No doubt it was my hunger for buttered toast that caused me to spread really good butter on a sheet of nori seaweed. That surprising combination has become another thing I hunger for: Nori’s crackle combined with its subtle brininess and complex umami is a revelation with unsalted butter adorned with a few grains of flaky sea salt.
I was happy when I shared it with friends, including Japan-born Sumi, to discover they enjoyed it too. It’s GOOD!
I found nothing when I googled nori and butter sandwich, or nori with butter. The closest is nori butter, a compound butter that is, I hear, delicious on fish. Some people like to spread it on bread.
My nori and butter sandwich is nothing more than a simple formula of elements:
a sheet of nori, toasted lightly over a low flame, spread with good unsalted butter, and sprinkled with a few grains of sea salt.
I cut standard 7 x 9-inch nori sheets into rough squares which are more manageable in the hand.
Sometimes I just fold them in half to make a bite-size snack:
Good butter is essential. I use raw, cultured butter from Essex Farm, or I make my own out of heavy cream and creme fraiche. (It’s easy in a food processor. Detailed instructions here; after you’ve made it once, you can whip up your own butter in five minutes.)

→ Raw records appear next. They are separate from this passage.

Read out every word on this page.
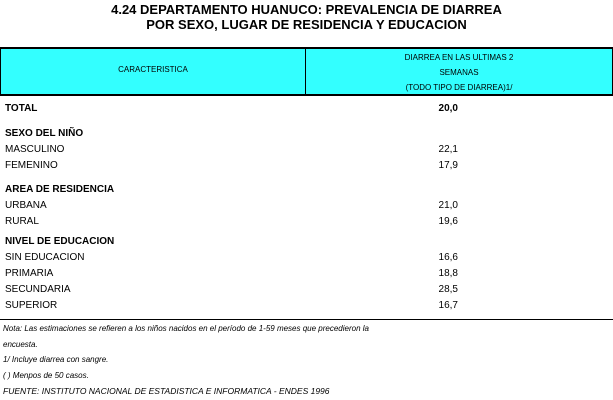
4.24 DEPARTAMENTO HUANUCO: PREVALENCIA DE DIARREA
POR SEXO, LUGAR DE RESIDENCIA Y EDUCACION
CARACTERISTICA
DIARREA EN LAS ULTIMAS 2
SEMANAS
(TODO TIPO DE DIARREA)1/
TOTAL	20,0
SEXO DEL NIÑO
MASCULINO	22,1
FEMENINO	17,9
AREA DE RESIDENCIA
URBANA	21,0
RURAL	19,6
NIVEL DE EDUCACION
SIN EDUCACION	16,6
PRIMARIA	18,8
SECUNDARIA	28,5
SUPERIOR	16,7
Nota: Las estimaciones se refieren a los niños nacidos en el período de 1-59 meses que precedieron la
encuesta.
1/ Incluye diarrea con sangre.
( ) Menpos de 50 casos.
FUENTE: INSTITUTO NACIONAL DE ESTADISTICA E INFORMATICA - ENDES 1996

There is nori and there is nori
After I made a sample nori and butter sandwich for Sumi, she sent me several packs of different nori and I did a side-by-side tasting. That’s when I realized that each has their own unique flavor, according to the algae manufacturers use to press into the papery sheets:
In a process traceable to the 1600s in the city of Edo, now Tokyo, nori was developed by traditional paper makers who applied their craft to press seaweed growing in Tokyo Bay into edible paper. —Saveur, “The Beauty of Nori”
The very finest is said to be cultivated in Japan’s Ariake Sea, some 700 miles to the southwest of Tokyo.
The lower the quality, the tougher nori will be, and the more you have to chew. Quality nori should melt in your mouth.
It’s worth testing out different brands of nori (especially if you have access to a Japanese market.) The best readily-available nori I’ve found is by Eden Foods. Their packs of folded nori are less expensive then flat sheets.